Remember that classic sketch parodying the British class system with Ronnie Corbett as the working class man, Ronnie Barker as the middle class fellow and John Cleese as the upper class chap? It goes something like; ‘I look up to him because he is upper class, but I look down on him because he is lower class.’ and all the other permutations… (If you’re not old enough to have heard of it google ‘the class sketch 1966’.) It’s just brilliant.
And it got me thinking: What might the caricatures be amongst our professional tribes in the public sector?
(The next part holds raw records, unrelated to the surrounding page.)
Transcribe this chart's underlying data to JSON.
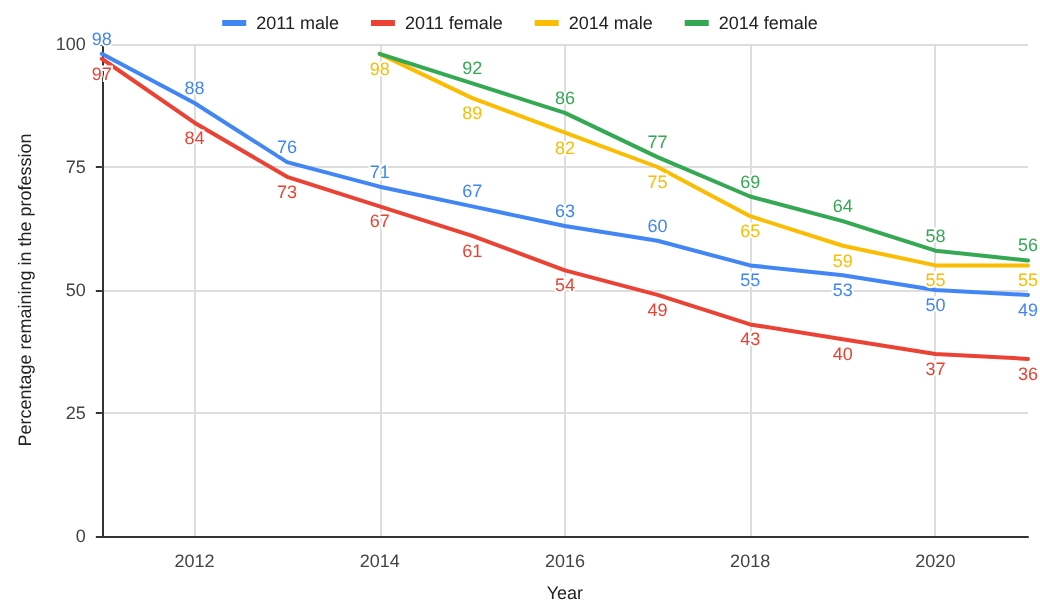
{
  "chart_data": {
    "type": "line",
    "xlabel": "Year",
    "ylabel": "Percentage remaining in the profession",
    "xlim": [
      2011,
      2021
    ],
    "xticks": [
      2012,
      2014,
      2016,
      2018,
      2020
    ],
    "ylim": [
      0,
      100
    ],
    "yticks": [
      0,
      25,
      50,
      75,
      100
    ],
    "grid": true,
    "legend": "top",
    "marker": "none",
    "data_labels": true,
    "series": [
      {
        "name": "2011 male",
        "color": "#4285f4",
        "x": [
          2011,
          2012,
          2013,
          2014,
          2015,
          2016,
          2017,
          2018,
          2019,
          2020,
          2021
        ],
        "values": [
          98,
          88,
          76,
          71,
          67,
          63,
          60,
          55,
          53,
          50,
          49
        ]
      },
      {
        "name": "2011 female",
        "color": "#ea4335",
        "x": [
          2011,
          2012,
          2013,
          2014,
          2015,
          2016,
          2017,
          2018,
          2019,
          2020,
          2021
        ],
        "values": [
          97,
          84,
          73,
          67,
          61,
          54,
          49,
          43,
          40,
          37,
          36
        ]
      },
      {
        "name": "2014 male",
        "color": "#fbbc04",
        "x": [
          2014,
          2015,
          2016,
          2017,
          2018,
          2019,
          2020,
          2021
        ],
        "values": [
          98,
          89,
          82,
          75,
          65,
          59,
          55,
          55
        ]
      },
      {
        "name": "2014 female",
        "color": "#34a853",
        "x": [
          2014,
          2015,
          2016,
          2017,
          2018,
          2019,
          2020,
          2021
        ],
        "values": [
          98,
          92,
          86,
          77,
          69,
          64,
          58,
          56
        ],
        "value_labels": [
          null,
          "92",
          "86",
          "77",
          "69",
          "64",
          "58",
          "56"
        ]
      }
    ]
  }
}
Please grant me some poetic license in my exaggerations…
The psychotherapist looks down on him because he merely intellectualises with rational thought, and on her because she runs around sorting out problems.
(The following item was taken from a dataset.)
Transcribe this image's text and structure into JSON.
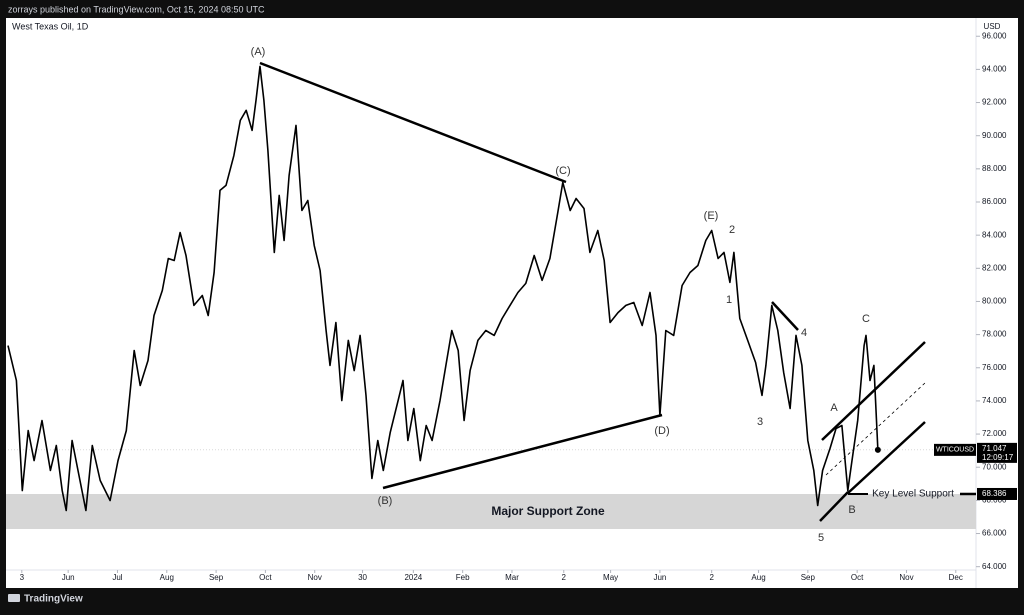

The doctor looks down on her for her hysterical fixation on emotion and on her for her menial tasks.
The social worker looks down on him and her because they’re both out of touch, and not doing any real work.
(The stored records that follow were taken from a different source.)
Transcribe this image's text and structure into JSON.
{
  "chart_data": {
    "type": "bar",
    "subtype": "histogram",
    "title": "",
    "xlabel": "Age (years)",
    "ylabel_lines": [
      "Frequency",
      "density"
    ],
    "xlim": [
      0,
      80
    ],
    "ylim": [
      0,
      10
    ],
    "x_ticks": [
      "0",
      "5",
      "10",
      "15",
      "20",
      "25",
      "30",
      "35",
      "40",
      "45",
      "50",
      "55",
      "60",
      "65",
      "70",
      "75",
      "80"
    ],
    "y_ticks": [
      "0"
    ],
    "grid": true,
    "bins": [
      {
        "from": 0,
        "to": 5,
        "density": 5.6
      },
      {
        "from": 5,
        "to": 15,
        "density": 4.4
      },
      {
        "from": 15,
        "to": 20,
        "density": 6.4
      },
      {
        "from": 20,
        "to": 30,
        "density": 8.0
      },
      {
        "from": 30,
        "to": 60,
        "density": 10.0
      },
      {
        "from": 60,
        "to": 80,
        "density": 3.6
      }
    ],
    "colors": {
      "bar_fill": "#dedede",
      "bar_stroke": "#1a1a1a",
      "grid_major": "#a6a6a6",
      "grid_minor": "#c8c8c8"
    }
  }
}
In truth, it seems to me that doing, feeling and thinking are all important and none is superior nor inferior to the others. It is wonderful that we have a variety of professions in the public sector which all accentuate the doing, feeling and thinking differently. In my work, multiagency partnership approaches affirm to me continually that it is in the blending together of different professionals and organisations that something greater than the sum of its parts is generated. When we put this elixir to work for children and families then great things can happen.